Rolnik plans to submit a full report on Israel’s housing policies to the UN Human Rights Council, which will debate the issue in March 2013.
But her initial findings, she said, already indicates “that the Israeli planning, development and land system now violates the right to adequate housing.”
This was true, Rolnik said, both for Palestinians, minority groups and all low-income individuals, who are finding it increasingly hard to find affordable housing.
The state owns 93 percent of the land in Israel, she said, so the government could have policies that allow for adequate affordable housing.
Israel had an “impressive” housing record in the past, Rolnik said, but it changed its policies on affordable housing over the last two decades. Since then, the situation has deteriorated, she said.
State land is now tendered for the highest price to maximize profitability, Rolnik said.
In addition, the Beduin and Palestinians suffer from discriminatory practices, including land expropriation, she said.
In east Jerusalem, Palestinians can apply for building permits on only 13% of the area, Rolnik said.
“The number of permits issued is grossly inadequate to housing needs, leading many Palestinians to build without obtaining a permit,” she said.
As a result, tens of thousands of Palestinians’ homes are at risk of being demolished, she added.
More than 70% of the demolitions in Jerusalem are carried out against Palestinian residents, even though they make up only 20% of the infractions, Rolnik said.
In the West Bank, security and administrative measures result in the demolition of Palestinian homes, she said, and also limit Palestinian growth and access to livelihood and services.
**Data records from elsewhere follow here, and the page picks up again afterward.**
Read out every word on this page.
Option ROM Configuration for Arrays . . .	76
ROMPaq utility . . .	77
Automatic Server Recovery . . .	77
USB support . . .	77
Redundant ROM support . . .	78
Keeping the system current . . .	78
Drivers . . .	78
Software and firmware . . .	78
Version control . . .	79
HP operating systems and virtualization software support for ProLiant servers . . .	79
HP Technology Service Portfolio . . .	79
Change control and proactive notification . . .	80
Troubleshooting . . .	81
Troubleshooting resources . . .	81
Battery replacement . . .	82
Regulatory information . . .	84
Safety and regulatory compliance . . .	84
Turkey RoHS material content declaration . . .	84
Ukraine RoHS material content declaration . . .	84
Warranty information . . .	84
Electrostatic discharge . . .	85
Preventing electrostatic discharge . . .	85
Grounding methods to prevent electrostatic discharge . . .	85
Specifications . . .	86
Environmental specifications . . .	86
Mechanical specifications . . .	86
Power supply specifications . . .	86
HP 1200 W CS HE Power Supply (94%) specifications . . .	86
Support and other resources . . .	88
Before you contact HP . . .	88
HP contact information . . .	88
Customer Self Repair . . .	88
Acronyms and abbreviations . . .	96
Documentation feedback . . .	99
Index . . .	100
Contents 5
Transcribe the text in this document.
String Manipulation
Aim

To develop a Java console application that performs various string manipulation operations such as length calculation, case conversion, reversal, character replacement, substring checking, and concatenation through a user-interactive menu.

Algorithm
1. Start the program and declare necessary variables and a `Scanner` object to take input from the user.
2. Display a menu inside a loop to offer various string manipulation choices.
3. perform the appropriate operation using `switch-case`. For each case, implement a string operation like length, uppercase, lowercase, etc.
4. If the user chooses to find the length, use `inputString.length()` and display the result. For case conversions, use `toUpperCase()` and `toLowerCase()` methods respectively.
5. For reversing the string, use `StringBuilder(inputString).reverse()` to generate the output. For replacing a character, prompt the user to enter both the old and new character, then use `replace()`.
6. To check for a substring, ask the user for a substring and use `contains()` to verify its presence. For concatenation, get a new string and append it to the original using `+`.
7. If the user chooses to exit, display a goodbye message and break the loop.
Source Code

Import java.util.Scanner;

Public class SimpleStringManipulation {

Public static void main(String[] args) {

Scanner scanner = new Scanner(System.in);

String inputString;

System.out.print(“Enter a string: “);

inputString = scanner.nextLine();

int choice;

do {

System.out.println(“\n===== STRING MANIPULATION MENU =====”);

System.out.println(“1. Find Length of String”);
Rolnik said she was concerned by plans to forcibly relocate the Jahalin Beduin who live in the area near Ma’aleh Adumim.
Last year, Israel demolished 622 Palestinian structures, including 222 that were family homes, she said, and 1,094 people were displaced. “This is almost double the number from 2010,” she said.
The largest number of demolitions occurred in the Jordan Valley, she said.
She also took issue with plans by Palestinians to construct a new city in the West Bank, called Rawabi, because it will not provide affordable housing to “numerous communities living in inadequate conditions.”
Overall, Israeli housing policy in the West Bank had been shaped by security concerns, Rolnik said.
“But certainly the nondemocratic and discriminatory elements in Israeli spatial planning and urban strategies appear to contribute to deepening of the conflict instead of promoting peace,” she said.
The Foreign Ministry, which assisted Rolnik during her visit, took issue with her comments.
Ministry spokesman Yigal Palmor said her statements “manifest such a profound misunderstanding of basic realities that one really feels obliged to request the honorable rapporteur to go back to square one and do her homework properly.”